Business Models in Mobile apps
The business models underlying the development and delivery of mobile apps by serial app developers come in three main categories:
First — the free to download, which is still the largest group. When such an app is ordered by a client, the app developer produces a customized product according to demand specifications that include interactive features and the number of operating systems and platforms that the app needs to run on. These apps can function as enterprise tools within a company (for example as catalogues for the sales team), as marketing, branding, and customer relations tools toward a company’s end customers, or as instruments enhancing the company’s corporate social responsibility portfolio. As the developer produces the “free” app for a corporate client, he is paid like any other software consulting and developing company. In many cases, developers also produce free apps at their own cost and push them into the markets to build reputation or to generate advertising or sponsorship revenue streams.

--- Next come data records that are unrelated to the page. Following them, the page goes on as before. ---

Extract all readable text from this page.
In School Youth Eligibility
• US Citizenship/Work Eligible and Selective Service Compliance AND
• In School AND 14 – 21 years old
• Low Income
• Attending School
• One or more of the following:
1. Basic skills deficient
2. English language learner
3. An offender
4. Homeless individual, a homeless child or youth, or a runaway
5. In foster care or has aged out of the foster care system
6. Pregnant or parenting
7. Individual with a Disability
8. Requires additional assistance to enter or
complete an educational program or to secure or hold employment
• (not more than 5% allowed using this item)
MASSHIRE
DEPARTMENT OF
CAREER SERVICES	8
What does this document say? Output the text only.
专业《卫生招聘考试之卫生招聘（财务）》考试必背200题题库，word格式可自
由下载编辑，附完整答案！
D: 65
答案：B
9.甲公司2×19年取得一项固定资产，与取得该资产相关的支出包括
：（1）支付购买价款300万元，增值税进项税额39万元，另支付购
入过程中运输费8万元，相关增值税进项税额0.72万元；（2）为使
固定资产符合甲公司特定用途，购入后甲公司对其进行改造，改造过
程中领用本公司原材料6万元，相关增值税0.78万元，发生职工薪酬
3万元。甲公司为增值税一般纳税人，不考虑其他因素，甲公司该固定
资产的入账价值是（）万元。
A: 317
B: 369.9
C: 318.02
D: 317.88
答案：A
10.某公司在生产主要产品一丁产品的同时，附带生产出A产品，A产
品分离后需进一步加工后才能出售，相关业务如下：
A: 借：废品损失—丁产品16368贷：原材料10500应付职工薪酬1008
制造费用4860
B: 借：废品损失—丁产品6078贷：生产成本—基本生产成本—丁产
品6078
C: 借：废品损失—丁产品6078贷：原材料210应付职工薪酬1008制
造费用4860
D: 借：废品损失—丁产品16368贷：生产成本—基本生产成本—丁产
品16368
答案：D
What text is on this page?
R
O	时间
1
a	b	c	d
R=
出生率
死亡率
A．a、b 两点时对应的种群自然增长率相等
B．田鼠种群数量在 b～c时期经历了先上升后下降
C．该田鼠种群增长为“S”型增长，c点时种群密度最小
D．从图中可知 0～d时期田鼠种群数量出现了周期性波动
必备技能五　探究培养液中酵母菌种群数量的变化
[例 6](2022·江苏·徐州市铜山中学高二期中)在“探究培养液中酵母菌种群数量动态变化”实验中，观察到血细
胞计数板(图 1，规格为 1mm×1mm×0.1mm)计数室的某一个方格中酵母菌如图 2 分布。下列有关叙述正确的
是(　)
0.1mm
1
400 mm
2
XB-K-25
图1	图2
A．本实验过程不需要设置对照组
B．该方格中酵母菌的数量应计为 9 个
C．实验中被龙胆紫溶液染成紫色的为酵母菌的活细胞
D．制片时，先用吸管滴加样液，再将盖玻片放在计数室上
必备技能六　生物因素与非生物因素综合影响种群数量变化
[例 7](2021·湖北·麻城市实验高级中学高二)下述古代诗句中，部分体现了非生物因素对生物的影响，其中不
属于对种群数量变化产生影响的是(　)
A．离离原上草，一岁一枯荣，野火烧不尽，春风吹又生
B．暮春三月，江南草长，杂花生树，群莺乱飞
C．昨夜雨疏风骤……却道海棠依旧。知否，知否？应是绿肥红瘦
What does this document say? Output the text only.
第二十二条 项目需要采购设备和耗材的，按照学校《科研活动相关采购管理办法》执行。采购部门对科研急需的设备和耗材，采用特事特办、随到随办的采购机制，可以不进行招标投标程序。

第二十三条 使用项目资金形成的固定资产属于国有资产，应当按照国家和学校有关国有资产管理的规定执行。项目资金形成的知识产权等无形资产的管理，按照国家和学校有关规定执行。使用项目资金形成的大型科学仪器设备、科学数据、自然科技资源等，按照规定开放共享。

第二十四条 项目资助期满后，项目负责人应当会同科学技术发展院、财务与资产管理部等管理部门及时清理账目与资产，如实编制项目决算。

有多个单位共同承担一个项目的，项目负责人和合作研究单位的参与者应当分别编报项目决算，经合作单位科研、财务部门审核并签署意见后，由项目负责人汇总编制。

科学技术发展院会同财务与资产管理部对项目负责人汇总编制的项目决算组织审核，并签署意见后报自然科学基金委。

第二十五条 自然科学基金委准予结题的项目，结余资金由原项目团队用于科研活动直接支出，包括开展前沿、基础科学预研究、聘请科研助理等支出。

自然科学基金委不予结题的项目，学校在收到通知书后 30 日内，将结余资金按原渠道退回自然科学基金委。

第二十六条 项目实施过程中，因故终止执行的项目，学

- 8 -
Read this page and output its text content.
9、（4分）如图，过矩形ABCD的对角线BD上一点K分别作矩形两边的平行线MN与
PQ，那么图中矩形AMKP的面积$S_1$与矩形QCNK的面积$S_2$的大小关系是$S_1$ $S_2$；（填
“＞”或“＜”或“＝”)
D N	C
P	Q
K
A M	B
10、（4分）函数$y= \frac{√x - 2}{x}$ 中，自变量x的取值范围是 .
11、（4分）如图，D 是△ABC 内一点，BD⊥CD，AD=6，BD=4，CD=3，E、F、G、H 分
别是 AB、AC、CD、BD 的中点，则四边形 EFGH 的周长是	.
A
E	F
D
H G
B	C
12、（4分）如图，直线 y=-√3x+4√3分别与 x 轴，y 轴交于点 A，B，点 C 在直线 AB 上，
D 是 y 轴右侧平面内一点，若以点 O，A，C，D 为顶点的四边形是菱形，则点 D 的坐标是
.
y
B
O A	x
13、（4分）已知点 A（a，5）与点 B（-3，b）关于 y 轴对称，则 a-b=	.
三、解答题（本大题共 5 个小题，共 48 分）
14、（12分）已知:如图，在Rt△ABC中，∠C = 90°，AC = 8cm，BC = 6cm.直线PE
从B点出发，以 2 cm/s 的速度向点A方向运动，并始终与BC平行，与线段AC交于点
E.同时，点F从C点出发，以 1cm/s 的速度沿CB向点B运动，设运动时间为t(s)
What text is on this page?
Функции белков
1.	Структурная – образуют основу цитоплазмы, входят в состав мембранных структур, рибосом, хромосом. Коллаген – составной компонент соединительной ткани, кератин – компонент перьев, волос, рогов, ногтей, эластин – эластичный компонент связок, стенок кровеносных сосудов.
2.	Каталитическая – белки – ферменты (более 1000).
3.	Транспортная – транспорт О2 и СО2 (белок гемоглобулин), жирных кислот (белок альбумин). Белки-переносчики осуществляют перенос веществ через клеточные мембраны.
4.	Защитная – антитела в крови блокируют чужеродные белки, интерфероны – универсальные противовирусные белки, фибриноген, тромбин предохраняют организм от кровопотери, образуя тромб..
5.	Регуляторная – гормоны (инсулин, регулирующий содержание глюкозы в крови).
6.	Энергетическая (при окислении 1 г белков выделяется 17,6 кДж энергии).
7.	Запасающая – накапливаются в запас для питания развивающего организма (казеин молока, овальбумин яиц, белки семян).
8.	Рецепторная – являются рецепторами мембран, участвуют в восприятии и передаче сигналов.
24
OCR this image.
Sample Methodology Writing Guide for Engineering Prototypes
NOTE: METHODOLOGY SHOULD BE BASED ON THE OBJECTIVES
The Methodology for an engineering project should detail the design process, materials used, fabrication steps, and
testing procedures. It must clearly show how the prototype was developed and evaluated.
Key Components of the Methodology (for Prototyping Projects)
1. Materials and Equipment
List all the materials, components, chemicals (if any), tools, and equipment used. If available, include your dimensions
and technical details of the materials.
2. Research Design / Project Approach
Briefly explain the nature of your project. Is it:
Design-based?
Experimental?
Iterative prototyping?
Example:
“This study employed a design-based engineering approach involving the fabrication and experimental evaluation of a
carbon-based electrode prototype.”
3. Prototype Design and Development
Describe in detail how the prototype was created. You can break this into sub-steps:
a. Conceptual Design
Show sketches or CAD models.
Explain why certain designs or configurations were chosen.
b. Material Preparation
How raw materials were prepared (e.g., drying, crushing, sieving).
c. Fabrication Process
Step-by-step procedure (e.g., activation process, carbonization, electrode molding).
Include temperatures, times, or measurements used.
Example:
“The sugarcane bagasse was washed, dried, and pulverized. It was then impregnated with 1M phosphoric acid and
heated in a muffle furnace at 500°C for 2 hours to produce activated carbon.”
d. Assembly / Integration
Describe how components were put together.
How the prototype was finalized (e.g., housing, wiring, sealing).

Second — user paid and individually priced apps which can be downloaded for a onetime fee. This bazaar or mall-like business model has been pioneered by Apple’s App Store and benefits both the developer, who in case of the App Store reaps 70 percent of revenue, and the platform, which takes the rest. This model has proven to work well for popular apps as users pay fees that in many cases amount to less than one dollar for each download. If an app goes viral through peer-to-peer recommendations by users or effective marketing schemes, the monthly revenue streams can scale into very handsome sums and high profit margins. Apps in the ultra-long tail of available products, however, until now are not likely to generate enough income to recover development costs. The owners of leading platforms and application stores — currently the device makers (with Apple on top) and Google — are beneficiaries of concentration in consumer capital, but network operators and other players are not going to leave this attractive market place un-staked in the rising mobile technology economy, or mobitech.
Third — apps that rely on recurrent revenue streams from users. Under this model, a basic app is often offered for download at no cost. However, the free download acts as teaser. To succeed, the app needs to convey attractiveness and inspire loyal and habitual usage. Customers are either asked to pay for the continuous use of the app after the initial free usage period, or are offered premium services for which they pay either time-based, recurrent subscription fees or per-item charges. This in-app purchase model unlocks income streams for content providers and network operators.